= Ratio Club =

Early cybernetics circle

The Ratio Club was a small British informal dining club from 1949 to 1958 of young psychiatrists, psychologists, physiologists, mathematicians and engineers who met to discuss issues in cybernetics.

==History==
The idea of the club arose from a symposium on animal behaviour held in July 1949 by the Society of Experimental Biology in Cambridge. The club was founded by the neurologist John Bates, with other notable members such as W. Ross Ashby.

The name Ratio was suggested by Albert Uttley, it being the Latin root meaning "computation or the faculty of mind which calculates, plans and reasons". He pointed out that it is also the root of rationarium, meaning a statistical account, and ratiocinatius, meaning argumentative. The use was probably inspired by an earlier suggestion by Donald Mackay of the 'MR club', from Machina ratiocinatrix, a term used by Norbert Wiener in the introduction to his then recently published book Cybernetics, or Control and Communication in the Animal and the Machine. Wiener used the term in reference to calculus ratiocinator, a calculating machine constructed by Leibniz.

The initial membership was W. Ross Ashby, Horace Barlow, John Bates, George Dawson, Thomas Gold, W. E. Hick, Victor Little, Donald MacKay, Turner McLardy, P. A. Merton, John Pringle, Harold Shipton, Donald Sholl, Eliot Slater, Albert Uttley, W. Grey Walter and John Hugh Westcott. Alan Turing joined after the first meeting with I. J. Good, Philip Woodward and William Rushton added soon after.

Giles Brindley attended several meetings as a guest. Warren McCulloch made presentations to the club twice, the first time at its inaugural meeting (a talk which the members found disappointing), and became a correspondent with and supporter of a number of its members. Others who attended at least one Ratio Club event as guests included Walter Pitts, Claude Shannon, J.Z. Young, C.H. Waddington, Peter Elias, J. C. R. Licklider, Oliver Selfridge, Benoît Mandelbrot, Colin Cherry and Anthony Oettinger.
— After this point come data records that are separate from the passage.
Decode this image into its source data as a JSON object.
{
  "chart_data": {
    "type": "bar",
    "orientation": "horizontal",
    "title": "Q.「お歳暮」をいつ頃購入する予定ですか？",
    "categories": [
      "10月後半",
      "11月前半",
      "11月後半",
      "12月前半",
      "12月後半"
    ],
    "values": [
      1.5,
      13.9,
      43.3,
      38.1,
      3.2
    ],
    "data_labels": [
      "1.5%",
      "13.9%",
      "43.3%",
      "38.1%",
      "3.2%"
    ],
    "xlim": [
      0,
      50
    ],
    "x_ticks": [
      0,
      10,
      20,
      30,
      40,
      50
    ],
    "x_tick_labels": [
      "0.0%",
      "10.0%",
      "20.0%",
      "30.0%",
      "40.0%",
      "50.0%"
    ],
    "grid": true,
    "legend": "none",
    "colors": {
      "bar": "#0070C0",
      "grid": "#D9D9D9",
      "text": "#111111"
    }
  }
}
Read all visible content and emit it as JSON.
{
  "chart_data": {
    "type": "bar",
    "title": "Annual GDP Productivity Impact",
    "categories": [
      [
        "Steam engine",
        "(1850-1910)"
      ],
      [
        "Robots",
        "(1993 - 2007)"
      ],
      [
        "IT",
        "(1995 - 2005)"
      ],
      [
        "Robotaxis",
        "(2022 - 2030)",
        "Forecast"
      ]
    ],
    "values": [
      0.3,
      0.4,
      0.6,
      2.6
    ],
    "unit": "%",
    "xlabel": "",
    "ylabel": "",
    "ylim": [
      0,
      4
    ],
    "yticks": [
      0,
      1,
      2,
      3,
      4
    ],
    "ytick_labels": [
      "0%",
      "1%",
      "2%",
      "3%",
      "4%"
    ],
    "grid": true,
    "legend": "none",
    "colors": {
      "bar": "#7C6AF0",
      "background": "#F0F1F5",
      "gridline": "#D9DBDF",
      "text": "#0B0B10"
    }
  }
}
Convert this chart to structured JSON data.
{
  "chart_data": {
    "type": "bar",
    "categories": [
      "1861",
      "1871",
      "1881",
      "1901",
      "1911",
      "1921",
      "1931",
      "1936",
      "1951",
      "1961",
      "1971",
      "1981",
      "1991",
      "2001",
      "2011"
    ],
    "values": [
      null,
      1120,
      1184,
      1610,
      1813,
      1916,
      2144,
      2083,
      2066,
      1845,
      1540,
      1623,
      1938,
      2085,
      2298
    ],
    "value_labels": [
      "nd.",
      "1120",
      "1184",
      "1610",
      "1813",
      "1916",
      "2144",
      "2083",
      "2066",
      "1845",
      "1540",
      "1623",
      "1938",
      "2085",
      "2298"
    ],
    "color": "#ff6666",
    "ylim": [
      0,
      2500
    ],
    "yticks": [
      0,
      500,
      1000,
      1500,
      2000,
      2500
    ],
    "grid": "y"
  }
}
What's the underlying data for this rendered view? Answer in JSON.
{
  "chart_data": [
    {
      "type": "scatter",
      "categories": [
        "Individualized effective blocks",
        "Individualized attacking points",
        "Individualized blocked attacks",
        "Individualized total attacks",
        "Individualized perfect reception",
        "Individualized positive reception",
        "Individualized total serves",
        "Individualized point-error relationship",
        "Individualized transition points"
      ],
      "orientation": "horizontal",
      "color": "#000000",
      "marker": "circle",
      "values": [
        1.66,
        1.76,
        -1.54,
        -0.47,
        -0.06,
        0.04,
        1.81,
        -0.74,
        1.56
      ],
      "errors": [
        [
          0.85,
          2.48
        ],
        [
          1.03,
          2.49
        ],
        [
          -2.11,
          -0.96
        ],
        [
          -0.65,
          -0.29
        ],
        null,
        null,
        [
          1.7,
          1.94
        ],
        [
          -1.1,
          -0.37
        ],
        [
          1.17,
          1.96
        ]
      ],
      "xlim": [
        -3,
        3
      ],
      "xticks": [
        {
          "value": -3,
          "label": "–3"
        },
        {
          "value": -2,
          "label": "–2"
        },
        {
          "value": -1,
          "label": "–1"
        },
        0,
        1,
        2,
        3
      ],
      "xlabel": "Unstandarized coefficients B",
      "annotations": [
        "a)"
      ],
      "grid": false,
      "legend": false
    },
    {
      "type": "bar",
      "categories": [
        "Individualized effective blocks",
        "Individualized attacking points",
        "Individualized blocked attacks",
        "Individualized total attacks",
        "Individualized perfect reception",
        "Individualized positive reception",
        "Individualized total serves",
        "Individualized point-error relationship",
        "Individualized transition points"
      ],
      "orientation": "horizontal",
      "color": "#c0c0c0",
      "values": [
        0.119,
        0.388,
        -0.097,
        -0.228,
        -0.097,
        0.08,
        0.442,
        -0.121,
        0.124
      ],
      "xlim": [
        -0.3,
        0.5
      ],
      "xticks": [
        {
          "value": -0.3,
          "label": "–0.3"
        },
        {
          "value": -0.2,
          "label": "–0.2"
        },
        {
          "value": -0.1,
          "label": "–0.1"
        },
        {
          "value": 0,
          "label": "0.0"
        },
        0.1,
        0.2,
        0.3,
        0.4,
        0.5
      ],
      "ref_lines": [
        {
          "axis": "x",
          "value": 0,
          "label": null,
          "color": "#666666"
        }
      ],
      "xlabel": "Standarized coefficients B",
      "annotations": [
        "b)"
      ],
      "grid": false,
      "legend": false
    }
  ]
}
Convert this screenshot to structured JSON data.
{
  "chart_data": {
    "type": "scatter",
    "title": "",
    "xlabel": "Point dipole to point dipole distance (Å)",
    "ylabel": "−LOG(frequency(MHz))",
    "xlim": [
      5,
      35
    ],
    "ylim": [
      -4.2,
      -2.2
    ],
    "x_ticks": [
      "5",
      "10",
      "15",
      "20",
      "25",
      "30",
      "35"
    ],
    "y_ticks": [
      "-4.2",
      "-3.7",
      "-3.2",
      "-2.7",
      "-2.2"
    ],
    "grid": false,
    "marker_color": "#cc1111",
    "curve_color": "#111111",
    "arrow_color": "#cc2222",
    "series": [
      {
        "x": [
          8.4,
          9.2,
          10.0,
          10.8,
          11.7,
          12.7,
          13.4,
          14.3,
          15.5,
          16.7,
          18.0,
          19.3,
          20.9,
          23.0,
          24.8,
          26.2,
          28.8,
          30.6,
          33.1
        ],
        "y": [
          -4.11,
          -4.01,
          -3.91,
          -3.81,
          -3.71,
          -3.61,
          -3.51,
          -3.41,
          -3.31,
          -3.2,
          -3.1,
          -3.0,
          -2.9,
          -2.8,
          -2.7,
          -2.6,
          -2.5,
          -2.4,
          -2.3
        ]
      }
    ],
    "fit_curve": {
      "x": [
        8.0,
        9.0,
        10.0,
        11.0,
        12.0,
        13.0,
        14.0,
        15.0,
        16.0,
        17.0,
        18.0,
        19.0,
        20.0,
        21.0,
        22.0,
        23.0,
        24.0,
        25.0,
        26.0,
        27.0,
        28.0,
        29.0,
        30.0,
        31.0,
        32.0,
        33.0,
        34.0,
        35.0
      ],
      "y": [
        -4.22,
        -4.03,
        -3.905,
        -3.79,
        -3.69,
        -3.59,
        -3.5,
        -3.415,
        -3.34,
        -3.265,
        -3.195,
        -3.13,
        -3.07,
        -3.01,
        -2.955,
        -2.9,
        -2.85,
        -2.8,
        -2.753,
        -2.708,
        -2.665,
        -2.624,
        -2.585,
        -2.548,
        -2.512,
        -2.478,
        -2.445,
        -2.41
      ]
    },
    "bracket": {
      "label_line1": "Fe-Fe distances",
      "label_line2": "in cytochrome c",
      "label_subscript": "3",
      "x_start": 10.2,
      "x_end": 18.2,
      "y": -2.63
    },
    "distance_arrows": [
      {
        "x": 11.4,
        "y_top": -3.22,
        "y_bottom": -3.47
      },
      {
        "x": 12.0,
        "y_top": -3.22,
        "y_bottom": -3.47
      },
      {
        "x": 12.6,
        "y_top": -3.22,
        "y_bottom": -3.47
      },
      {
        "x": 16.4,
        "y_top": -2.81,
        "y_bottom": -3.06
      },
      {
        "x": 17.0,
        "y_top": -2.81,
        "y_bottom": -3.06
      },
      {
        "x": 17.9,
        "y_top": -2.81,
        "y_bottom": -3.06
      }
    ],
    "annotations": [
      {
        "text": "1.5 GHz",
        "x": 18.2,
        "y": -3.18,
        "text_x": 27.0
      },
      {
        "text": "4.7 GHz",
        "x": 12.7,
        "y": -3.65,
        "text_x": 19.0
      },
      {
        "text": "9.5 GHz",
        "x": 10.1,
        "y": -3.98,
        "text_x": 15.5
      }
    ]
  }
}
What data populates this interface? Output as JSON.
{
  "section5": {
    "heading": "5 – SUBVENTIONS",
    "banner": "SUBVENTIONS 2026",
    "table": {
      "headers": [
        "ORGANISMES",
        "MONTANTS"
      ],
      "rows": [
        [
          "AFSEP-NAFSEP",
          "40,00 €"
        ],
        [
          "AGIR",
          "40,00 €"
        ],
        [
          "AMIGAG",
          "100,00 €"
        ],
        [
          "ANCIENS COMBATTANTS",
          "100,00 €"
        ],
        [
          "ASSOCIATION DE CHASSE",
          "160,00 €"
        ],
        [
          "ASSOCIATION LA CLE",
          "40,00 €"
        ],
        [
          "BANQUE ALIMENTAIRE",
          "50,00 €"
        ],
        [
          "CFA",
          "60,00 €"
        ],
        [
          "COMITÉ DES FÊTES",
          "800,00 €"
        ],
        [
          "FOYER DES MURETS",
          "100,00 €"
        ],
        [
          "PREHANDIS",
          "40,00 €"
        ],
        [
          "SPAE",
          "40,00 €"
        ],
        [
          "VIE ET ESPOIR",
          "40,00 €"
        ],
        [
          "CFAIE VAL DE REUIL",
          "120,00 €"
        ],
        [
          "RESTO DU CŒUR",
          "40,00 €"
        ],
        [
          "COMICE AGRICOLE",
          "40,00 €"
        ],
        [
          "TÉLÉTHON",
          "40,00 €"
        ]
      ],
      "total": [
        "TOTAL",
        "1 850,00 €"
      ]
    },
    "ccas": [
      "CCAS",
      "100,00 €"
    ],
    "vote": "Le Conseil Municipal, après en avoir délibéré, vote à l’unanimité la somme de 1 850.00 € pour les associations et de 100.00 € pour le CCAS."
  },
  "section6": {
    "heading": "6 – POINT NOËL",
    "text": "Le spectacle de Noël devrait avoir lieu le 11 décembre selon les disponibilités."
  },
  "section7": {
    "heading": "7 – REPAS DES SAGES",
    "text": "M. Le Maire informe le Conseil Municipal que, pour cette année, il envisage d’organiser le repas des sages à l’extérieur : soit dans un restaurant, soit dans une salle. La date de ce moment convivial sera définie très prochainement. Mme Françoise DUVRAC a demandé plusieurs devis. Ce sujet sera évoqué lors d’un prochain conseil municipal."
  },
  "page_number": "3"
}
One one occasion I.J. Good brought along the then director of the USA's National Security Agency (presumably either Ralph Canine or John Samford given the dates).

Several members admired the work of psychologist and philosopher Kenneth Craik and considered him an important influence; according to Husbands and Holland "there is no doubt Craik would have been a leading member of the club" had he not died young in 1945.

The club has been considered the most influential cybernetics group in the UK, and many of its members went on to become prominent scientists.